Clay brushed a hand over her silky hair. Dull brown, she’d said. It was too downy and sweet smelling to be a dull brown. He traced her small ear hidden under soft, short curls. His fingers followed her velvety skin up along her hairline, down the middle of her forehead, so smooth and warm, over a small bump of a nose and pouty, supple lips. He traced the pointed edges at each side. What would it feel like to taste them? A puff of warm air misted his fingers, and she mumbled.
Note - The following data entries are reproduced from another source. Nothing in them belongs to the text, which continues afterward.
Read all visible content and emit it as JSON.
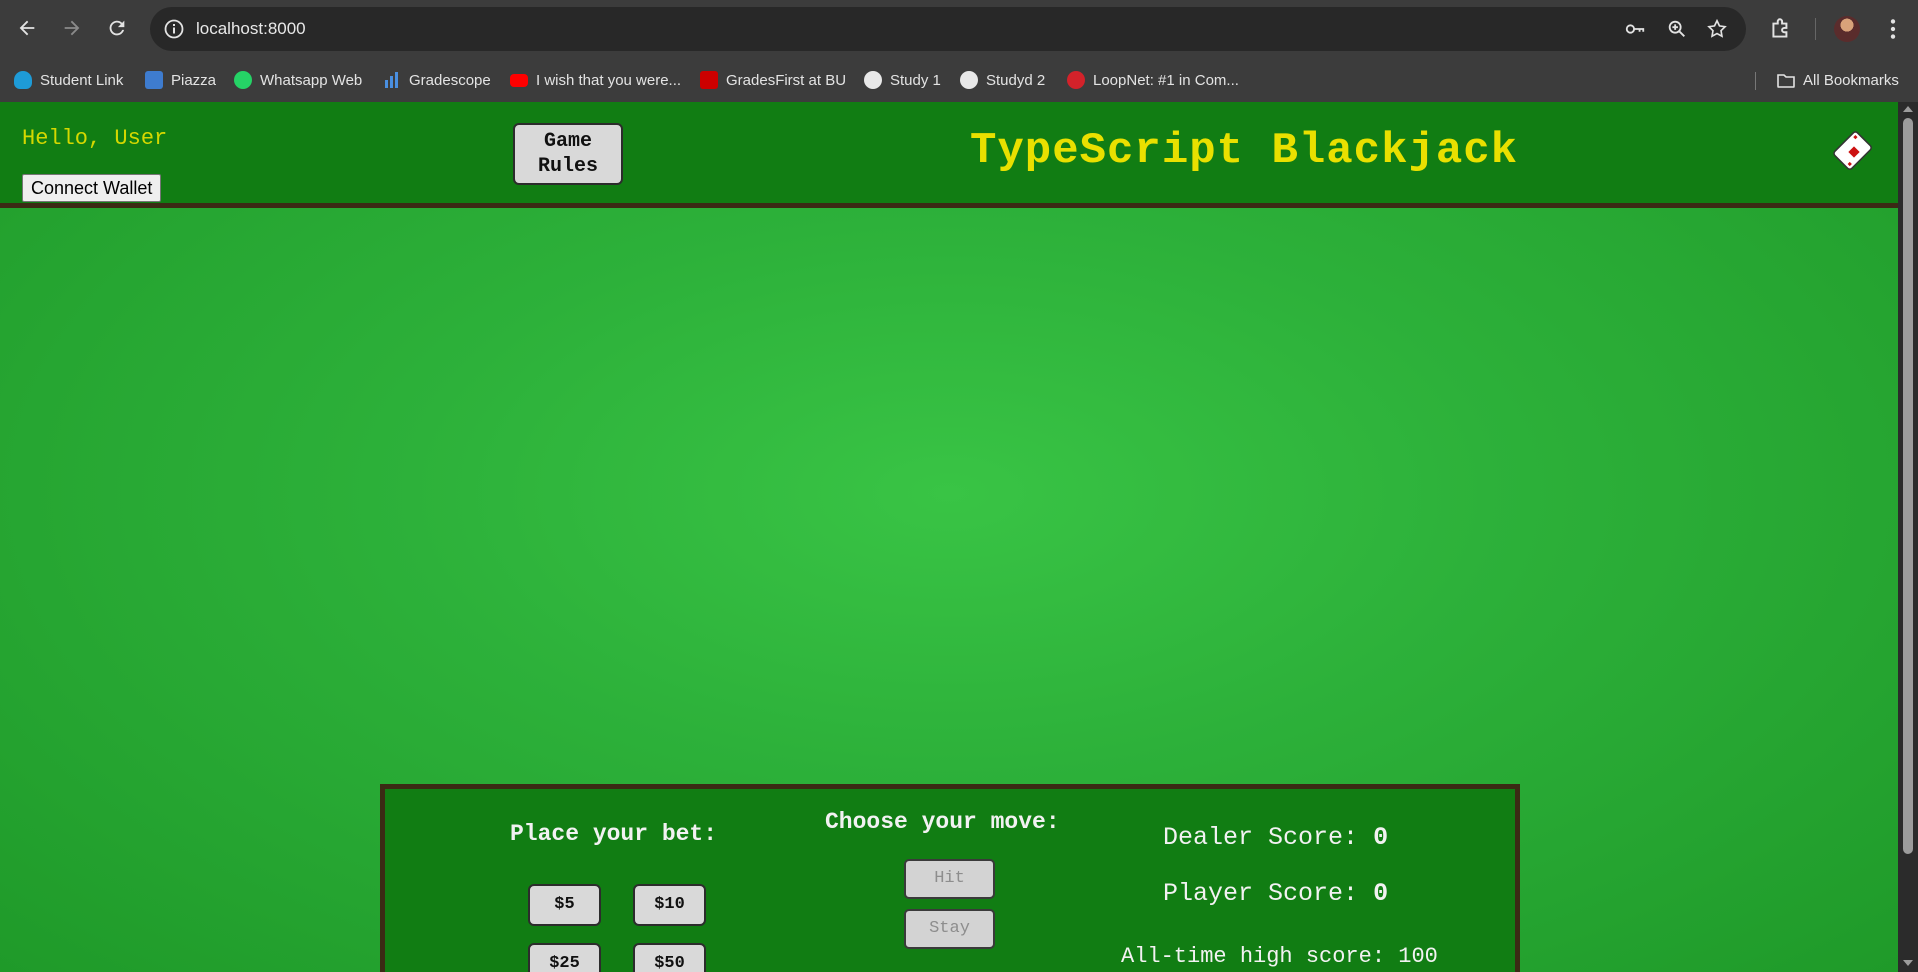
{
  "browser": {
    "url": "localhost:8000",
    "icons": {
      "back": "back-arrow-icon",
      "forward": "forward-arrow-icon",
      "reload": "reload-icon",
      "site_info": "site-info-icon",
      "password": "key-icon",
      "zoom": "zoom-icon",
      "bookmark": "star-icon",
      "extensions": "puzzle-icon",
      "menu": "kebab-menu-icon"
    }
  },
  "bookmarks": {
    "items": [
      {
        "label": "Student Link",
        "icon": "cloud-icon",
        "color": "#1e9bd7"
      },
      {
        "label": "Piazza",
        "icon": "piazza-icon",
        "color": "#3e7ccf"
      },
      {
        "label": "Whatsapp Web",
        "icon": "whatsapp-icon",
        "color": "#25d366"
      },
      {
        "label": "Gradescope",
        "icon": "bar-chart-icon",
        "color": "#4a8fe0"
      },
      {
        "label": "I wish that you were...",
        "icon": "youtube-icon",
        "color": "#ff0000"
      },
      {
        "label": "GradesFirst at BU",
        "icon": "bu-icon",
        "color": "#cc0000"
      },
      {
        "label": "Study 1",
        "icon": "github-icon",
        "color": "#e8e8e8"
      },
      {
        "label": "Studyd 2",
        "icon": "github-icon",
        "color": "#e8e8e8"
      },
      {
        "label": "LoopNet: #1 in Com...",
        "icon": "loopnet-icon",
        "color": "#d3222a"
      }
    ],
    "all_label": "All Bookmarks"
  },
  "header": {
    "greeting": "Hello, User",
    "wallet_button": "Connect Wallet",
    "rules_button_line1": "Game",
    "rules_button_line2": "Rules",
    "title": "TypeScript Blackjack",
    "logo_icon": "cards-icon"
  },
  "controls": {
    "bet": {
      "title": "Place your bet:",
      "buttons": [
        "$5",
        "$10",
        "$25",
        "$50"
      ]
    },
    "move": {
      "title": "Choose your move:",
      "hit": "Hit",
      "stay": "Stay"
    },
    "scores": {
      "dealer_label": "Dealer Score:",
      "dealer_value": "0",
      "player_label": "Player Score:",
      "player_value": "0",
      "high_score": "All-time high score: 100"
    }
  },
  "colors": {
    "felt": "#2db13a",
    "header": "#117d13",
    "title": "#e9e000",
    "border": "#3b2a14"
  }
}
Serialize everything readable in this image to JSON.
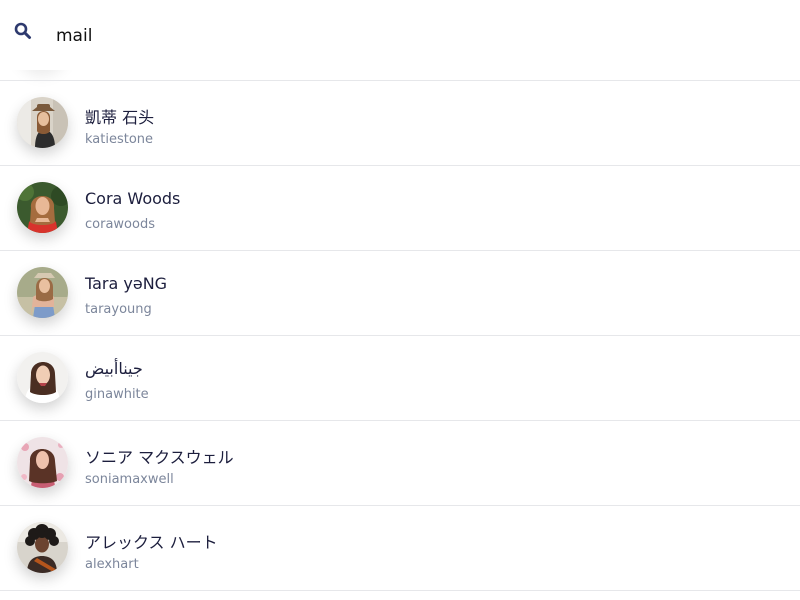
{
  "search": {
    "value": "mail",
    "icon": "search-icon"
  },
  "colors": {
    "name_text": "#1c1e3d",
    "handle_text": "#7c869b",
    "divider": "#e6e7ea",
    "search_icon": "#2e3a6e"
  },
  "users": [
    {
      "name": "凱蒂 石头",
      "handle": "katiestone"
    },
    {
      "name": "Cora Woods",
      "handle": "corawoods"
    },
    {
      "name": "Tara yəNG",
      "handle": "tarayoung"
    },
    {
      "name": "جيناأبيض",
      "handle": "ginawhite"
    },
    {
      "name": "ソニア マクスウェル",
      "handle": "soniamaxwell"
    },
    {
      "name": "アレックス ハート",
      "handle": "alexhart"
    }
  ]
}
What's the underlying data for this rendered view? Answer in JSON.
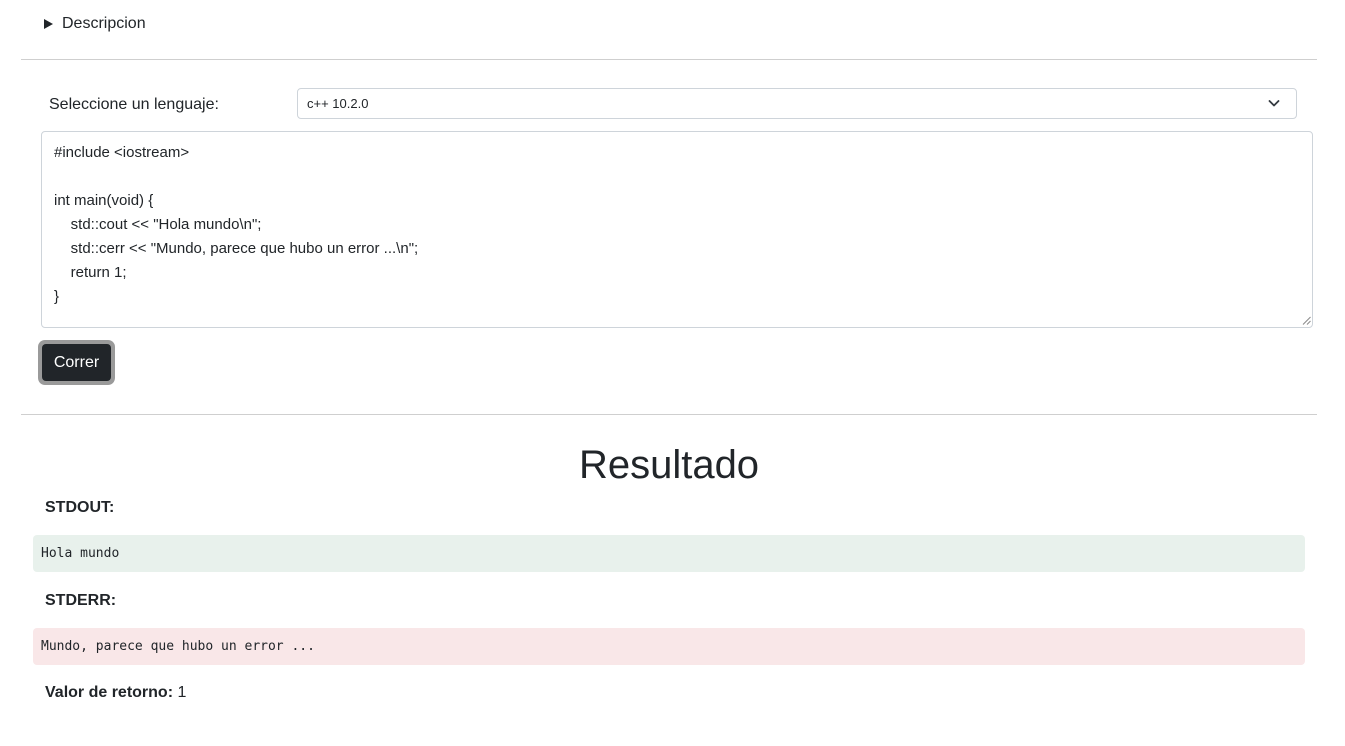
{
  "details": {
    "summary": "Descripcion"
  },
  "form": {
    "language_label": "Seleccione un lenguaje:",
    "language_selected": "c++ 10.2.0",
    "code": "#include <iostream>\n\nint main(void) {\n\tstd::cout << \"Hola mundo\\n\";\n\tstd::cerr << \"Mundo, parece que hubo un error ...\\n\";\n\treturn 1;\n}",
    "run_button": "Correr"
  },
  "result": {
    "title": "Resultado",
    "stdout_label": "STDOUT:",
    "stdout": "Hola mundo",
    "stderr_label": "STDERR:",
    "stderr": "Mundo, parece que hubo un error ...",
    "return_label": "Valor de retorno:",
    "return_value": "1"
  },
  "colors": {
    "button_bg": "#212529",
    "stdout_bg": "#e8f1ec",
    "stderr_bg": "#f9e7e8"
  },
  "icons": {
    "details_toggle": "triangle-right-icon",
    "select_arrow": "chevron-down-icon",
    "textarea_resize": "resize-handle-icon"
  }
}
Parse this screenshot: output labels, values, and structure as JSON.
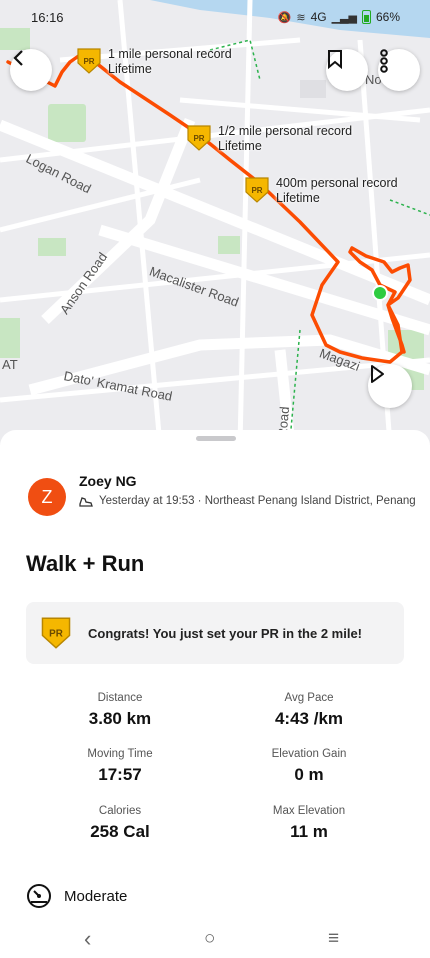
{
  "status_bar": {
    "time": "16:16",
    "network": "4G",
    "battery": "66%"
  },
  "map": {
    "route_color": "#fc4c02",
    "roads": [
      "Logan Road",
      "Anson Road",
      "Macalister Road",
      "Dato' Kramat Road",
      "Magazi",
      "Road",
      "AT",
      "No"
    ],
    "pr_callouts": [
      {
        "title": "1 mile personal record",
        "sub": "Lifetime"
      },
      {
        "title": "1/2 mile personal record",
        "sub": "Lifetime"
      },
      {
        "title": "400m personal record",
        "sub": "Lifetime"
      }
    ],
    "badge_label": "PR"
  },
  "activity": {
    "athlete_initial": "Z",
    "athlete_name": "Zoey NG",
    "meta": "Yesterday at 19:53 · Northeast Penang Island District, Penang",
    "title": "Walk + Run",
    "congrats": "Congrats! You just set your PR in the 2 mile!",
    "stats": [
      {
        "label": "Distance",
        "value": "3.80 km"
      },
      {
        "label": "Avg Pace",
        "value": "4:43 /km"
      },
      {
        "label": "Moving Time",
        "value": "17:57"
      },
      {
        "label": "Elevation Gain",
        "value": "0 m"
      },
      {
        "label": "Calories",
        "value": "258 Cal"
      },
      {
        "label": "Max Elevation",
        "value": "11 m"
      }
    ],
    "effort": "Moderate"
  },
  "colors": {
    "accent": "#fc4c02",
    "badge": "#f5b700",
    "start_dot": "#2ecc40"
  }
}
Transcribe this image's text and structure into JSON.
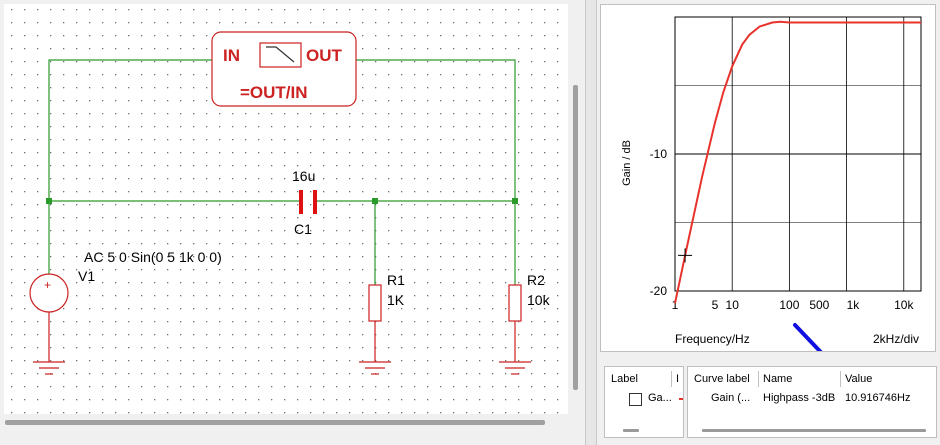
{
  "schematic": {
    "block": {
      "in_label": "IN",
      "out_label": "OUT",
      "formula": "=OUT/IN"
    },
    "capacitor": {
      "value": "16u",
      "name": "C1"
    },
    "source": {
      "spec": "AC 5 0 Sin(0 5 1k 0 0)",
      "name": "V1",
      "plus_sign": "+"
    },
    "resistor1": {
      "name": "R1",
      "value": "1K"
    },
    "resistor2": {
      "name": "R2",
      "value": "10k"
    }
  },
  "plot": {
    "y_axis_label": "Gain / dB",
    "y_ticks": [
      "-10",
      "-20"
    ],
    "x_ticks": [
      "1",
      "5",
      "10",
      "100",
      "500",
      "1k",
      "10k"
    ],
    "x_axis_label": "Frequency/Hz",
    "x_div_label": "2kHz/div",
    "curve_color": "#e8332d",
    "annotation_arrow_color": "#1010e0"
  },
  "chart_data": {
    "type": "line",
    "title": "",
    "xlabel": "Frequency/Hz",
    "ylabel": "Gain / dB",
    "x_scale": "log",
    "xlim": [
      1,
      20000
    ],
    "ylim": [
      -20,
      0
    ],
    "grid": true,
    "series": [
      {
        "x": [
          1,
          1.5,
          2,
          3,
          5,
          7,
          10,
          15,
          20,
          30,
          50,
          70,
          100,
          200,
          500,
          1000,
          10000,
          20000
        ],
        "values": [
          -20.9,
          -17.4,
          -15.0,
          -11.6,
          -7.7,
          -5.5,
          -3.6,
          -2.0,
          -1.3,
          -0.7,
          -0.4,
          -0.35,
          -0.4,
          -0.4,
          -0.4,
          -0.4,
          -0.4,
          -0.4
        ]
      }
    ],
    "marker": {
      "x": 1.5,
      "y": -17.4
    }
  },
  "label_panel": {
    "header": "Label",
    "header2": "I",
    "row_label": "Ga..."
  },
  "table": {
    "columns": [
      "Curve label",
      "Name",
      "Value"
    ],
    "rows": [
      [
        "Gain (...",
        "Highpass -3dB",
        "10.916746Hz"
      ]
    ]
  }
}
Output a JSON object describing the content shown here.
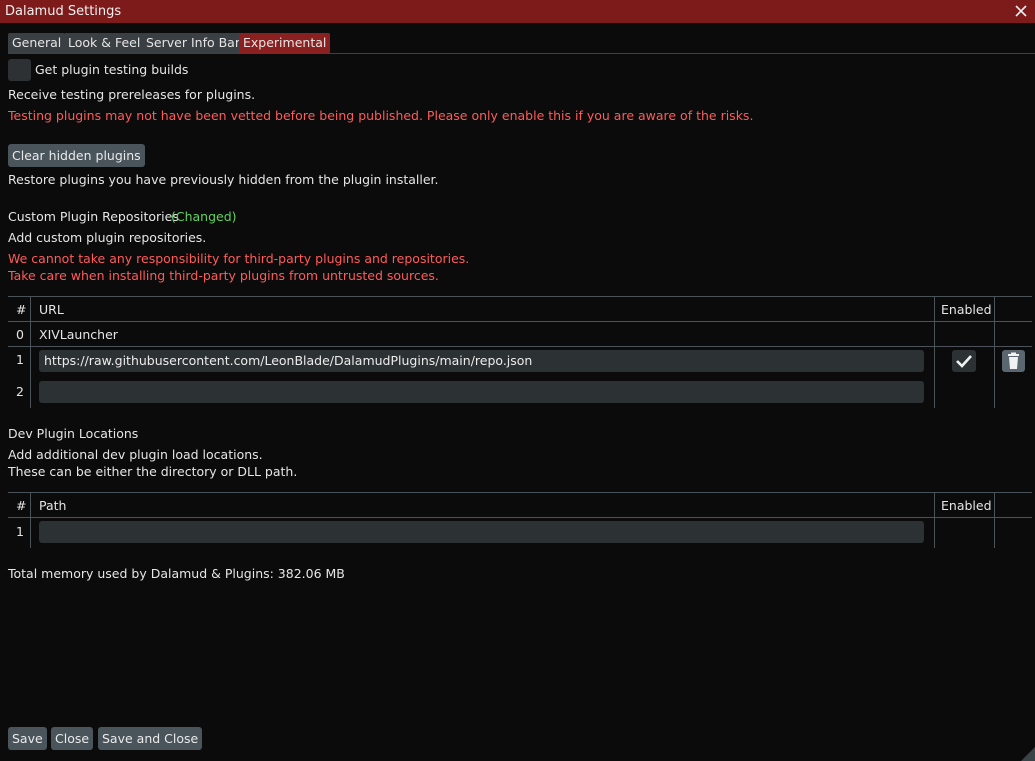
{
  "window": {
    "title": "Dalamud Settings"
  },
  "tabs": [
    {
      "label": "General"
    },
    {
      "label": "Look & Feel"
    },
    {
      "label": "Server Info Bar"
    },
    {
      "label": "Experimental"
    }
  ],
  "testing": {
    "checkbox_label": "Get plugin testing builds",
    "description": "Receive testing prereleases for plugins.",
    "warning": "Testing plugins may not have been vetted before being published. Please only enable this if you are aware of the risks."
  },
  "hidden": {
    "button_label": "Clear hidden plugins",
    "description": "Restore plugins you have previously hidden from the plugin installer."
  },
  "repos": {
    "heading": "Custom Plugin Repositories",
    "changed": "(Changed)",
    "description": "Add custom plugin repositories.",
    "warning1": "We cannot take any responsibility for third-party plugins and repositories.",
    "warning2": "Take care when installing third-party plugins from untrusted sources.",
    "columns": {
      "num": "#",
      "url": "URL",
      "enabled": "Enabled"
    },
    "rows": [
      {
        "num": "0",
        "url": "XIVLauncher"
      },
      {
        "num": "1",
        "url": "https://raw.githubusercontent.com/LeonBlade/DalamudPlugins/main/repo.json",
        "enabled": true
      },
      {
        "num": "2",
        "url": ""
      }
    ]
  },
  "dev": {
    "heading": "Dev Plugin Locations",
    "description1": "Add additional dev plugin load locations.",
    "description2": "These can be either the directory or DLL path.",
    "columns": {
      "num": "#",
      "path": "Path",
      "enabled": "Enabled"
    },
    "rows": [
      {
        "num": "1",
        "path": ""
      }
    ]
  },
  "memory": "Total memory used by Dalamud & Plugins: 382.06 MB",
  "footer": {
    "save": "Save",
    "close": "Close",
    "save_close": "Save and Close"
  },
  "colors": {
    "titlebar": "#7d1a1a",
    "accent": "#8b2020",
    "warning": "#ff5b5b",
    "changed": "#5fd35f"
  },
  "icons": [
    "close-icon",
    "checkmark-icon",
    "trash-icon",
    "resize-grip-icon"
  ]
}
Clay continued his exploration, moving down her chin and the side of her face. The pads of his fingers ran over a ridge. He held his breath and traced the ridge from just above her jaw all the way to her temple. The narrow pucker of skin lay two finger widths from her hairline and ran the length of her face. A scar? How had it happened? And when?
This was why she pulled back from his touch and gave such a disparaging view of herself. Had someone left this scar on her? If so, he’d find that person and make him pay. His hands fisted. He flexed his aching knuckles and squelched his rage. It wouldn’t do to show how her disfigurement riled him. His limbs gradually relaxed, and he pondered how to help her overcome her poor view of herself. How did he bring up the topic of her scar without upsetting her?
Clay wrapped his arms around Rachel’s middle and clasped his hands, holding her from rolling off the bed. Her warm breath puffed across his chest. His heart expanded at the latest knowledge about the woman. He was falling for Rachel’s caring nature, her witty conversation, and her touch that heated his body like no other. He’d give up on ever getting his sight back if he could end each day with her wrapped in his arms.